I think that’s the distinction that matters: WELL is rigorous. It’s hard to achieve. If the only goal is a plaque in the lobby and a few news stories, the cost will always feel disproportionate. For developers who care and believe in the outcome – of healthier occupants and buildings that perform better for the people inside – WELL gives them a way to demonstrate this commitment, to tenants, to investors, to the market.

Where WELL goes from here
At Airscan, the tenor of certification des bâtiments écologiques conversations we’re having with clients has been shifting. A few years ago, our meetings tended to be about what WELL is, what it measures, why it matters. Today, clients come to us already knowing. They want to talk about timelines, costs, what level to target, how to sequence it across a portfolio. That’s indication that the education phase in this market is closing. What follows is the next wave of adoption – developers pursuing WELL because their peers already have, because tenants are asking for it, because investors expect it.

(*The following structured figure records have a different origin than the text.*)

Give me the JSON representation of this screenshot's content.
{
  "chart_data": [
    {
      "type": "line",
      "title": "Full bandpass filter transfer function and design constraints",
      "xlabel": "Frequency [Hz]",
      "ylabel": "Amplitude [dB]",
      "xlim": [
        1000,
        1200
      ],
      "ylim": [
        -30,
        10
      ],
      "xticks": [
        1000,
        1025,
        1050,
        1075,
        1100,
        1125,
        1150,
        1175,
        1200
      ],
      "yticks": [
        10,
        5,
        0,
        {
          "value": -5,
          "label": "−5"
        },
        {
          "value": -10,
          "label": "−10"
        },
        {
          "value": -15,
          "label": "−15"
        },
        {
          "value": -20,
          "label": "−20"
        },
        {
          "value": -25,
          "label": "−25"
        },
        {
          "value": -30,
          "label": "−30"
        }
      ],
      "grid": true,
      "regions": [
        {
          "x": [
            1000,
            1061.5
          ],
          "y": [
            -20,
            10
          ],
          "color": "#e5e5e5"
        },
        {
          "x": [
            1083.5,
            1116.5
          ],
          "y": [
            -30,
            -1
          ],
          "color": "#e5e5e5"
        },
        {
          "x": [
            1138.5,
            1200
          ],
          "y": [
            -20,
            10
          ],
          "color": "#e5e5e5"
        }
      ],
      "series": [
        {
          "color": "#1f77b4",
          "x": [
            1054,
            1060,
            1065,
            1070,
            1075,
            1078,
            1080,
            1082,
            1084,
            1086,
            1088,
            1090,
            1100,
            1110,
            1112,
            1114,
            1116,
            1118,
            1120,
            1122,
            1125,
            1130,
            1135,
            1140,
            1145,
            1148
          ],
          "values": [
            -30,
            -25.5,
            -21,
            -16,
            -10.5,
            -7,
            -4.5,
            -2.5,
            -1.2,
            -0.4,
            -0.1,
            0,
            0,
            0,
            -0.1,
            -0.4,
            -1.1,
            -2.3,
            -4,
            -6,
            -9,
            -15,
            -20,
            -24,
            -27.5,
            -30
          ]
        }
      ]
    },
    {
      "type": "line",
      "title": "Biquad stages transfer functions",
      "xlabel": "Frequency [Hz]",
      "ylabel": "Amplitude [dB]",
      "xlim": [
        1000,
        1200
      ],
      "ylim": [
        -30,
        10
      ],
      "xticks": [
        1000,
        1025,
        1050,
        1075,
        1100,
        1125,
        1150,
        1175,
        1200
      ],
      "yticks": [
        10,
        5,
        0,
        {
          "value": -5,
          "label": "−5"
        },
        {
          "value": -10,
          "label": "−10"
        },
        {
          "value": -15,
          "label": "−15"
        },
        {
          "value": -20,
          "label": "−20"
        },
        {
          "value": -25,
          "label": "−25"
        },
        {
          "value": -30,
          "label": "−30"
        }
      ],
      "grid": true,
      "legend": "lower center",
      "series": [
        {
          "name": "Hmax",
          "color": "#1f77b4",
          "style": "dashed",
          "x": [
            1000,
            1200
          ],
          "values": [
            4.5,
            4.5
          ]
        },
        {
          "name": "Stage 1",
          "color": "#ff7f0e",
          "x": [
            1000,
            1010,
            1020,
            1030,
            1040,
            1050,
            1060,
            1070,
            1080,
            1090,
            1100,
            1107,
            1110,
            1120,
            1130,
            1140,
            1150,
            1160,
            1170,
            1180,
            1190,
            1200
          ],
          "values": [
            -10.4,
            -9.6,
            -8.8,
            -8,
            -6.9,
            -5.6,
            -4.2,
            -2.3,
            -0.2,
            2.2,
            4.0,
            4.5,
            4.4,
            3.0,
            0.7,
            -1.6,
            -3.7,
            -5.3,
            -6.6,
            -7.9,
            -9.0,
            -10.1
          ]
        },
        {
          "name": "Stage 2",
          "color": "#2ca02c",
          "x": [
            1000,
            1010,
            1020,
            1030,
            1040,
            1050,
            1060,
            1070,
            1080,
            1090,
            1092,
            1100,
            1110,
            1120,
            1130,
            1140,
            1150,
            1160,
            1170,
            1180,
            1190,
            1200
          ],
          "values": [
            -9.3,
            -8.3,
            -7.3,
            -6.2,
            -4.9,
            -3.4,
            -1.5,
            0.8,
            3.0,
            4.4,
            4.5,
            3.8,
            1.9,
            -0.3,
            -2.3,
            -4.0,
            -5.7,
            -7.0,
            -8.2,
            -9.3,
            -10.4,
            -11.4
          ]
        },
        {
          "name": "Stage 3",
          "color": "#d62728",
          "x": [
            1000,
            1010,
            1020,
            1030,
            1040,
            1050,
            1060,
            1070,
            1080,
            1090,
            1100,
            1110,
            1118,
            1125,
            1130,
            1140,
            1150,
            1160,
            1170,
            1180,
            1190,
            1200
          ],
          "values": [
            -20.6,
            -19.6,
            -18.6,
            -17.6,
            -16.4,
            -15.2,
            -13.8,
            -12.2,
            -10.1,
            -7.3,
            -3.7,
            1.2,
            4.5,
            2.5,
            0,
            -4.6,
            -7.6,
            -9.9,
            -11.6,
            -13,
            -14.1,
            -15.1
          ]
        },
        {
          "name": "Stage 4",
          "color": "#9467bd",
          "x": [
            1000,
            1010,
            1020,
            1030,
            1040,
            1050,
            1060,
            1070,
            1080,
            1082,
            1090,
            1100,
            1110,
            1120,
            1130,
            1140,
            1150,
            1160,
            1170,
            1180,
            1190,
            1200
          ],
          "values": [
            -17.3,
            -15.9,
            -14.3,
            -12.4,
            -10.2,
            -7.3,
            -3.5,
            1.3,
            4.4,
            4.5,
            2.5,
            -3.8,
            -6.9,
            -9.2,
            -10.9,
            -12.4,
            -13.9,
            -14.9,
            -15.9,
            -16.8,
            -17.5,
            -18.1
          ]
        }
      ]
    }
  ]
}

One detail from the ceremony that still stays with me: the presence of senior DOSH representatives, the blue-chip tenants in the room, that’s WELL crossing over into the mainstream real estate and regulatory conversation. When occupational health officials attend a WELL ceremony, it signals something about where policy alignment may follow.
As Minjia Yang, IWBI’s Vice President and Head of Sustainable Finance, put it during the ceremony: “This achievement is a statement of what we value as a society, and how we choose to build for the future.” For developers across the Southeast Asia, the choice to build healthier is getting easier to make.